Staunton, October 30 – The Kremlin’s decision to ban the “Russians” group reflects fears in the Kremlin that Russian nationalist organizations are the most likely to organize uprisings against the authorities, Valery Solovey says, but the regime’s actions simply drives these groups underground and makes them more conspiratorial rather than less.
In an interview with NDNews, Solovey, a professor at the Moscow State Institute of International Relations, says that he is not surprised by this latest ban of a Russian nationalist group. The Russian government has been moving in this direction for some time (newdaynews.ru/moskow/547786.html).
“The main cause of the ban,” he continues, “is the fear of the authorities about popular uprisings” in the country as social-economic conditions continue to deteriorate. The authorities “very much fear” that those who have experience in street fighting and combat are the most dangerous, and those are “not the liberals but the nationalists.”
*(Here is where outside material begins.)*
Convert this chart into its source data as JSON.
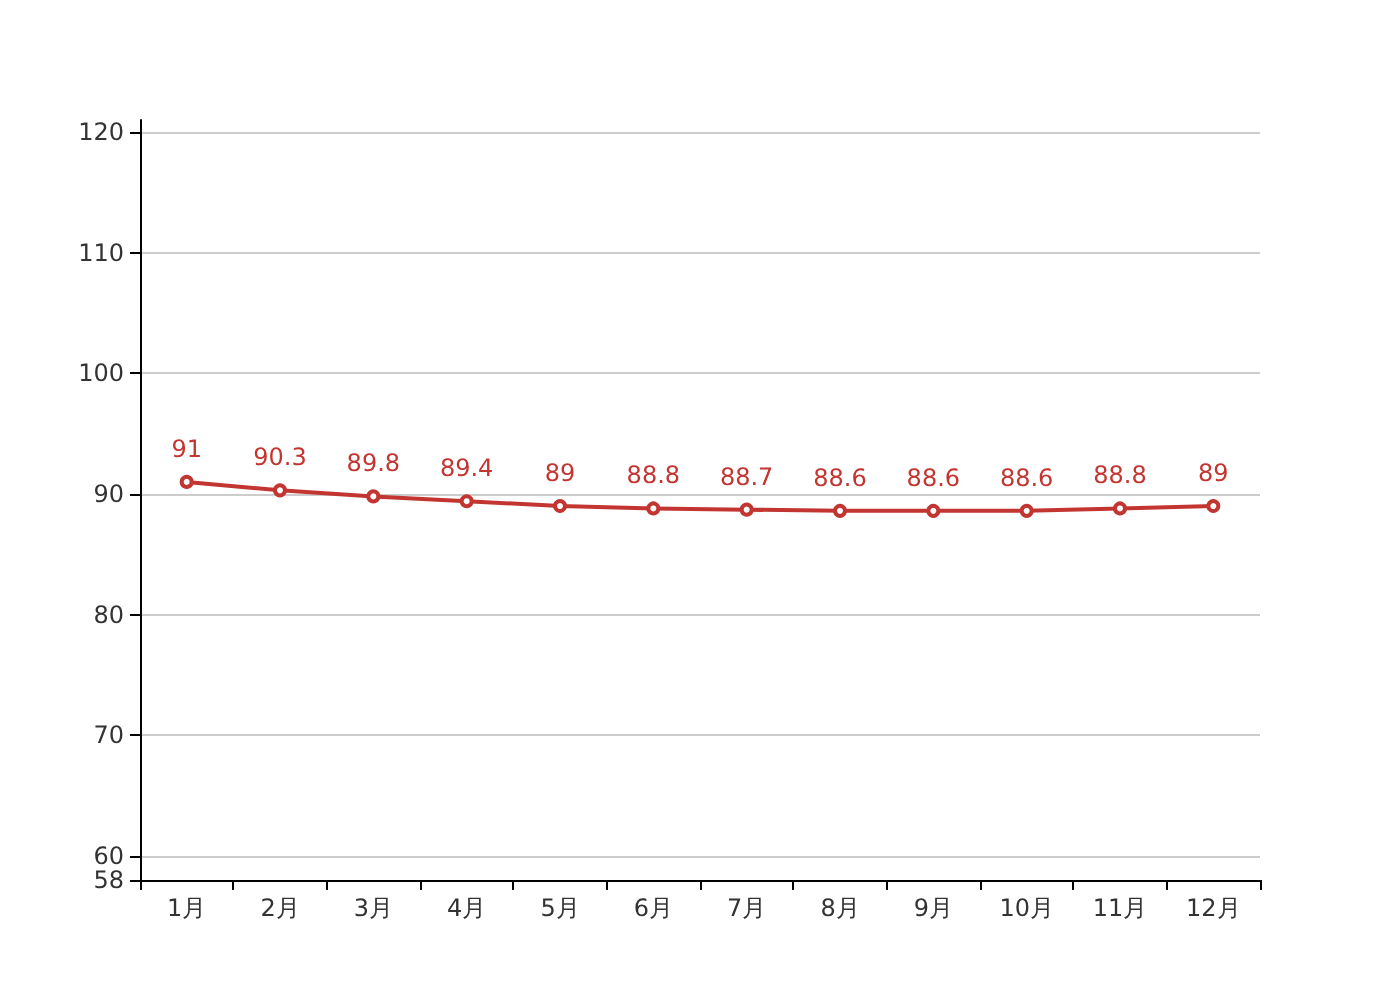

As far as the political consequences of this ban are concerned, Solovey says, “the nationalists have always considered the political regime as their enemy. Now, they are finally convinced that they do not have anything in common with it,” even if they did support the annexation of Crimea.
But instead of being rewarded for their support, he adds, the Russian nationalists did not get “any dividends” and there was “no change in the attitude of the authorities toward the nationalists” who continue to be viewed by those in power as an independent and therefore dangerous social force.
This is leading Russian nationalists in two directions, Solovey says. On the one hand, it is causing some of them to consider joining with any other group opposed to the regime, including liberal and leftist ones, an alliance that could set the stage for broader challenges to the Putin regime.
And on the other, it is driving Russian nationalism underground. It is ridiculous to say that the ban effectively ends “political nationalism” in Russia, as Dmitry Demushkin recently did. “Nationalism will continue to exist,” Solovey says, but now in an even more “conspiratorial form.”
For the time being, the MGIMO expert continues, Russian nationalists will meet in private and wait for their time. But conspiracy by its very nature requires “extremely radical actions,” and those will eventually be forthcoming, possibly from those who have never occupied public prominence.
But there may be an even more important consequence of this ban, at least in the short term. Solovey suggests that the authorities will now turn “not only on the nationalists but also on the liberals, preferably after the New Year.” That is the way the powers that be “will prepare for the Duma elections.”